With that said, are enterprise-level clients really the right audience for you?
They may seem exciting, but that doesn’t mean you’ll make a good fit.
And before an agency can consider you, it must have an allocated budget for your type of services.
But that may not always be the case.
This brings us to our next point…
How the Potential Client Budgets
A primary sales cycle length determining factor is budgeting.
At an enterprise level, it looks something like this: the marketing department tells the financial department what budget they need and what goals they want to accomplish for the following fiscal year.
As already mentioned previously, this leads to having a budget set in stone far in advance.

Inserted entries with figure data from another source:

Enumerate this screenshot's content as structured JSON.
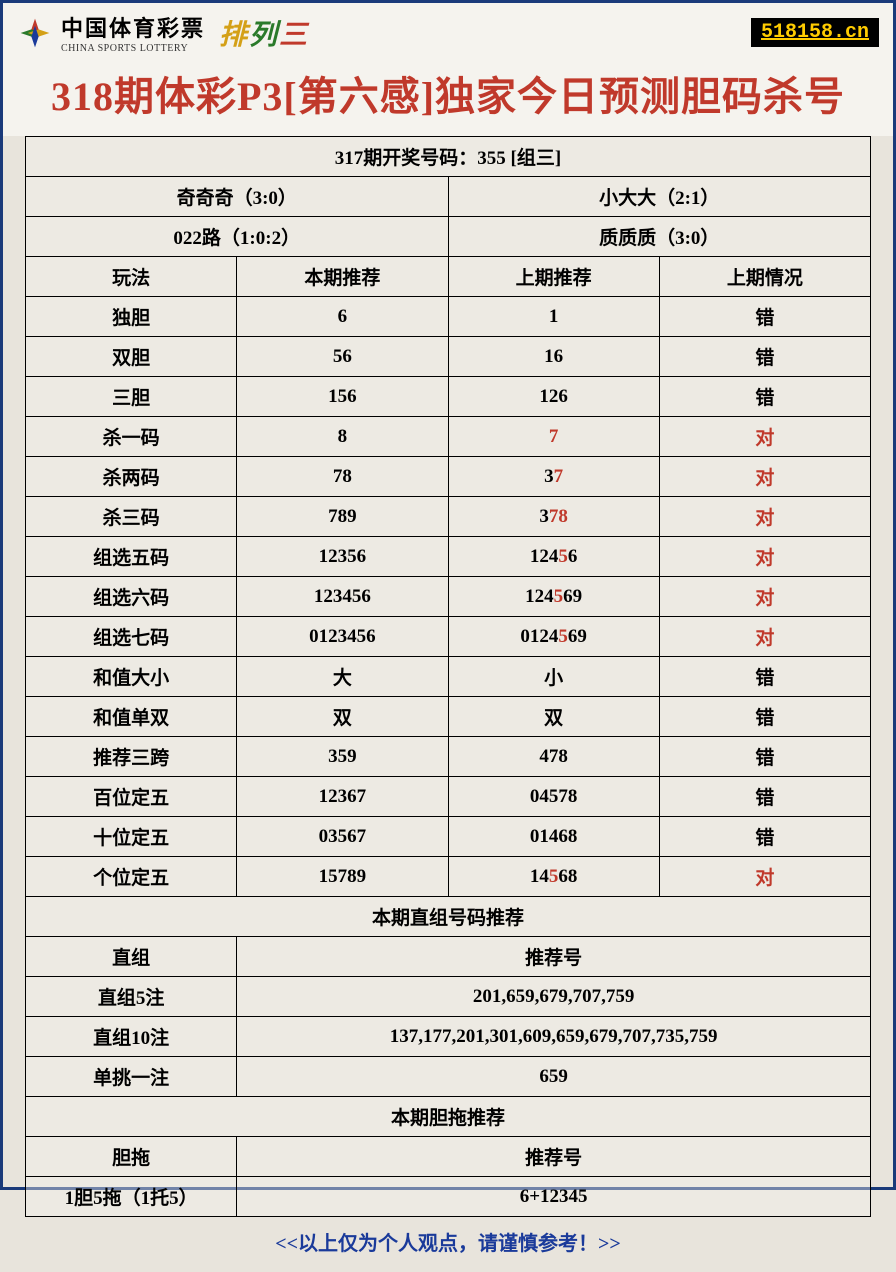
{
  "header": {
    "logo_cn": "中国体育彩票",
    "logo_en": "CHINA SPORTS LOTTERY",
    "pailie": [
      "排",
      "列",
      "三"
    ],
    "site": "518158.cn"
  },
  "title": "318期体彩P3[第六感]独家今日预测胆码杀号",
  "winning_row": "317期开奖号码：355 [组三]",
  "meta_rows": [
    [
      "奇奇奇（3:0）",
      "小大大（2:1）"
    ],
    [
      "022路（1:0:2）",
      "质质质（3:0）"
    ]
  ],
  "columns": [
    "玩法",
    "本期推荐",
    "上期推荐",
    "上期情况"
  ],
  "rows": [
    {
      "play": "独胆",
      "cur": "6",
      "prev": "1",
      "prev_red": [],
      "status": "错",
      "status_red": false
    },
    {
      "play": "双胆",
      "cur": "56",
      "prev": "16",
      "prev_red": [],
      "status": "错",
      "status_red": false
    },
    {
      "play": "三胆",
      "cur": "156",
      "prev": "126",
      "prev_red": [],
      "status": "错",
      "status_red": false
    },
    {
      "play": "杀一码",
      "cur": "8",
      "prev": "7",
      "prev_red": [
        0
      ],
      "status": "对",
      "status_red": true
    },
    {
      "play": "杀两码",
      "cur": "78",
      "prev": "37",
      "prev_red": [
        1
      ],
      "status": "对",
      "status_red": true
    },
    {
      "play": "杀三码",
      "cur": "789",
      "prev": "378",
      "prev_red": [
        1,
        2
      ],
      "status": "对",
      "status_red": true
    },
    {
      "play": "组选五码",
      "cur": "12356",
      "prev": "12456",
      "prev_red": [
        3
      ],
      "status": "对",
      "status_red": true
    },
    {
      "play": "组选六码",
      "cur": "123456",
      "prev": "124569",
      "prev_red": [
        3
      ],
      "status": "对",
      "status_red": true
    },
    {
      "play": "组选七码",
      "cur": "0123456",
      "prev": "0124569",
      "prev_red": [
        4
      ],
      "status": "对",
      "status_red": true
    },
    {
      "play": "和值大小",
      "cur": "大",
      "prev": "小",
      "prev_red": [],
      "status": "错",
      "status_red": false
    },
    {
      "play": "和值单双",
      "cur": "双",
      "prev": "双",
      "prev_red": [],
      "status": "错",
      "status_red": false
    },
    {
      "play": "推荐三跨",
      "cur": "359",
      "prev": "478",
      "prev_red": [],
      "status": "错",
      "status_red": false
    },
    {
      "play": "百位定五",
      "cur": "12367",
      "prev": "04578",
      "prev_red": [],
      "status": "错",
      "status_red": false
    },
    {
      "play": "十位定五",
      "cur": "03567",
      "prev": "01468",
      "prev_red": [],
      "status": "错",
      "status_red": false
    },
    {
      "play": "个位定五",
      "cur": "15789",
      "prev": "14568",
      "prev_red": [
        2
      ],
      "status": "对",
      "status_red": true
    }
  ],
  "zhizu_header": "本期直组号码推荐",
  "zhizu_cols": [
    "直组",
    "推荐号"
  ],
  "zhizu_rows": [
    {
      "label": "直组5注",
      "val": "201,659,679,707,759"
    },
    {
      "label": "直组10注",
      "val": "137,177,201,301,609,659,679,707,735,759"
    },
    {
      "label": "单挑一注",
      "val": "659"
    }
  ],
  "dantuo_header": "本期胆拖推荐",
  "dantuo_cols": [
    "胆拖",
    "推荐号"
  ],
  "dantuo_rows": [
    {
      "label": "1胆5拖（1托5）",
      "val": "6+12345"
    }
  ],
  "footer_note": "<<以上仅为个人观点，请谨慎参考！>>",
  "colors": {
    "border": "#1a3a7a",
    "red": "#c0392b",
    "bg": "#e8e4dc",
    "footer_blue": "#1a3a9a",
    "badge_bg": "#000",
    "badge_fg": "#ffcc00"
  }
}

And in many instances, this means awarding agencies within the first 30, 60, or 90 days.
But in those cases, there was already a proposal on the table.
The decision was already made on who the company would work with. So, if you miss that timeline of getting in front of the client or brand, you’re unlikely to get another chance for another fiscal year.

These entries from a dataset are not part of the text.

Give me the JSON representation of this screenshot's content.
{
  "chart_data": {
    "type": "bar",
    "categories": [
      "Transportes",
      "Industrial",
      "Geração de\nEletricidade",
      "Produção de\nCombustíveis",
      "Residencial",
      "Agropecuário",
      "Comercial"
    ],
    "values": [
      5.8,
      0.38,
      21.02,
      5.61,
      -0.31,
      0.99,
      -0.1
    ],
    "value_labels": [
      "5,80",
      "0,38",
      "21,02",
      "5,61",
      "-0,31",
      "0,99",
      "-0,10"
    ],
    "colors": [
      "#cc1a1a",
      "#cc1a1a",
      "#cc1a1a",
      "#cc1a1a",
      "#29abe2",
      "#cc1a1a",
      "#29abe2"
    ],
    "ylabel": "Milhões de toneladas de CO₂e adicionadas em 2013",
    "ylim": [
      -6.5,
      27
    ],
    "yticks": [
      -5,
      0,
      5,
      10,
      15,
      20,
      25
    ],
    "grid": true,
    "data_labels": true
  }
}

If there’s money left, it won’t be for big projects typical of anchor clients.
Even if a big business were to award a project, it wouldn’t do so easily. Think of all the risk management, interviews, procurement, and RFPs that come with the territory.
Big clients want to know everything about the agency they might work with, from ROI to how much time and how many team members work on the account. It’s all about figuring out if it’s best to use internal resources instead of outsourcing.

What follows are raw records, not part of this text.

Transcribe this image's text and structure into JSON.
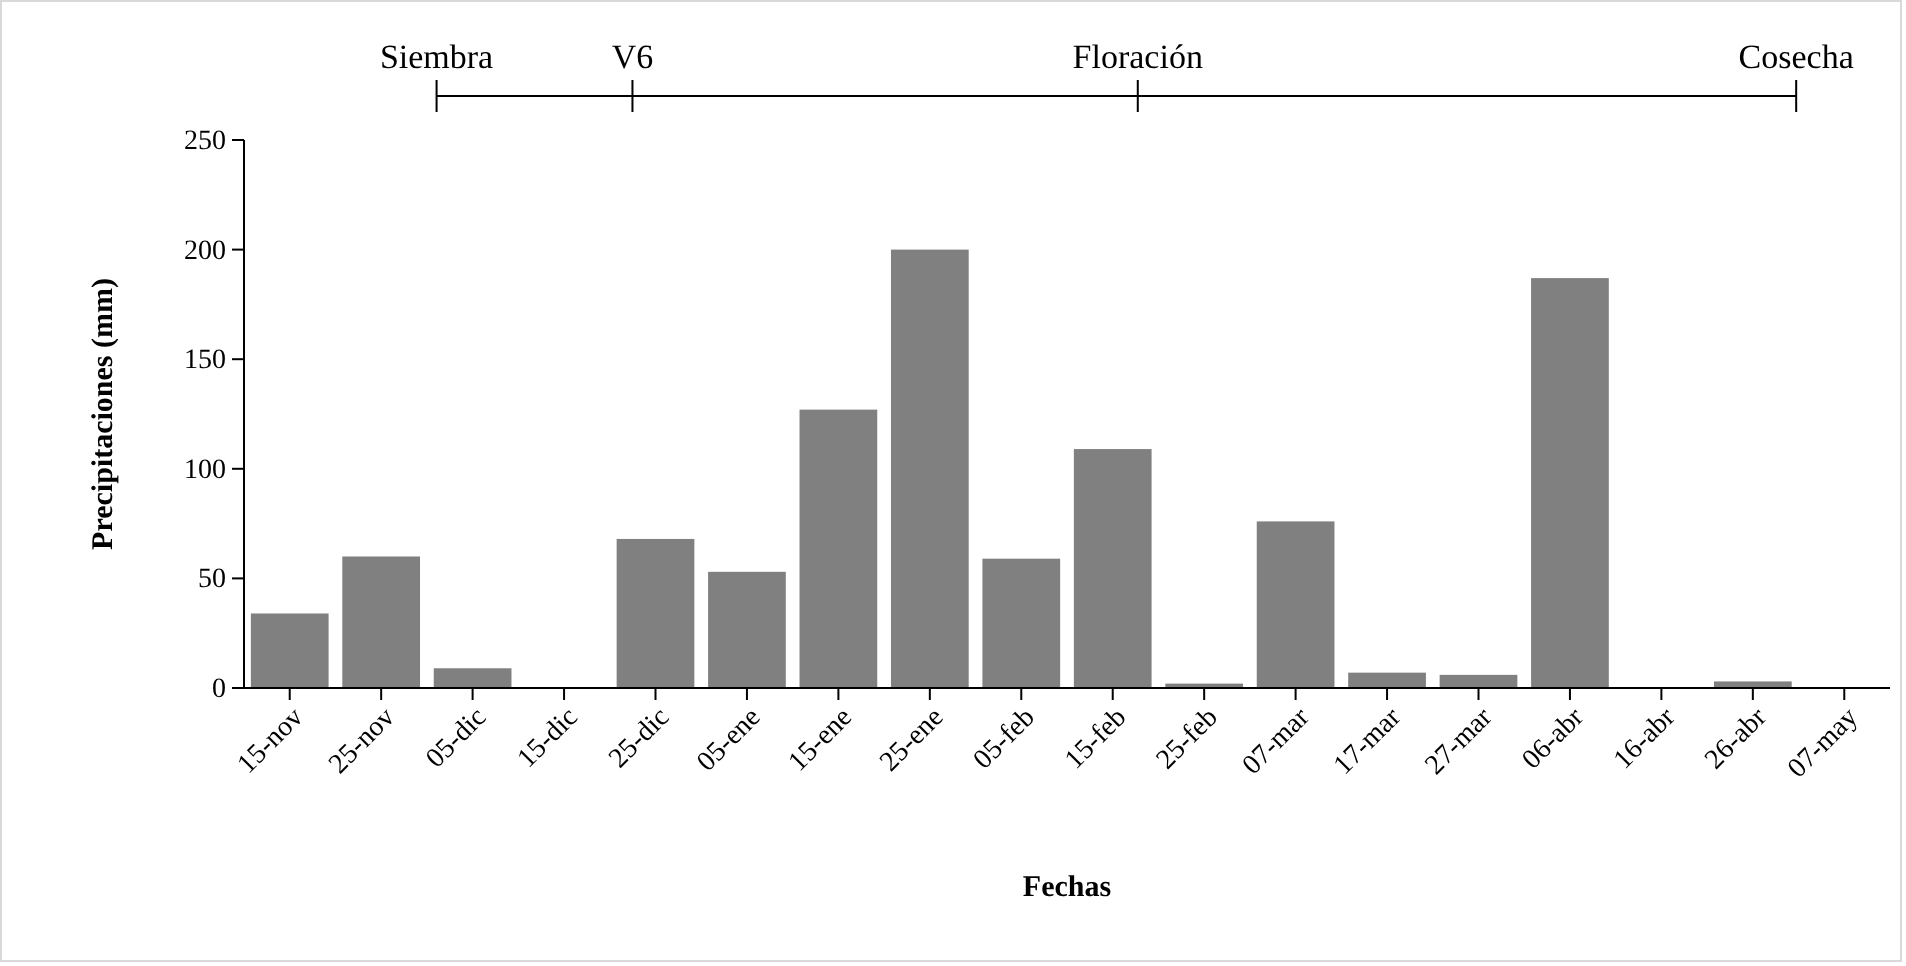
{
  "chart_data": {
    "type": "bar",
    "xlabel": "Fechas",
    "ylabel": "Precipitaciones (mm)",
    "categories": [
      "15-nov",
      "25-nov",
      "05-dic",
      "15-dic",
      "25-dic",
      "05-ene",
      "15-ene",
      "25-ene",
      "05-feb",
      "15-feb",
      "25-feb",
      "07-mar",
      "17-mar",
      "27-mar",
      "06-abr",
      "16-abr",
      "26-abr",
      "07-may"
    ],
    "values": [
      34,
      60,
      9,
      0,
      68,
      53,
      127,
      200,
      59,
      109,
      2,
      76,
      7,
      6,
      187,
      0,
      3,
      0
    ],
    "color": "#808080",
    "ylim": [
      0,
      250
    ],
    "yticks": [
      0,
      50,
      100,
      150,
      200,
      250
    ],
    "grid": false,
    "annotations": [
      "Siembra",
      "V6",
      "Floración",
      "Cosecha"
    ]
  }
}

In the end, chasing whales can be some of the most anxiety-driven and expensive business you can do.
On the other end of the spectrum, you have SMBs. Imagine going from an 18-months sales cycle down to a 60-days cycle. In some cases, shorter than 30 days, realistically.
Because there aren’t that many hoops to go through before making a decision. You can end up talking directly to the C-level executives and sell them what they need that aligns with their strategy.
Also, budgets aren’t earmarked as far in advance, and it’s rare to go through risk management. SMBs can reallocate money much easier, which makes the sales cycle quicker.
How to Mitigate the Issue
With that in mind, you don’t have to run away from enterprise clients. If you want to target them, there are ways to mitigate the problem and give your agency a better shot at getting profitable projects.
First of all, you have to get clear on who you’re going after. Understand the target demographic and the type of client who appears to be an ideal client.
From there, you have to dig deeper into how your client operates. How do they function? How do they budget? When do they open up the budgets and accept fresh pitches?
It’s also crucial that you get in front of prospective clients. Get in front of them at the right moment to ensure you can offer a proposal before they close their budgets.
Let’s say one of your ideal clients ends their fiscal year on June 30th. You’d want to have a proposal ready and start a conversation sometime in April. March would be even better. Doing enough research ahead of time may even allow you to open a line of communication come January.
It’s all about giving them time to request and get the budget approved to be able to work with your agency.
Not All Clients are the Same
There isn’t a more accurate statement when it comes to analyzing the length of the sales cycle. No one can stop you from going after the biggest fish in the ocean. But you have to understand that your agency’s cash flow health depends on your revenue pipeline.
Your revenue pipeline depends on your ability to pick the best clients for your business.
Not every agency can survive solely on enterprise-level projects. They’re often hard to land and may not even be as profitable after you factor in the costs of trying to close that type of client.
Get a better understanding of your target audience to give your agency the best chance to succeed. Learn the playing field and how to spot the best opportunity to submit a proposal.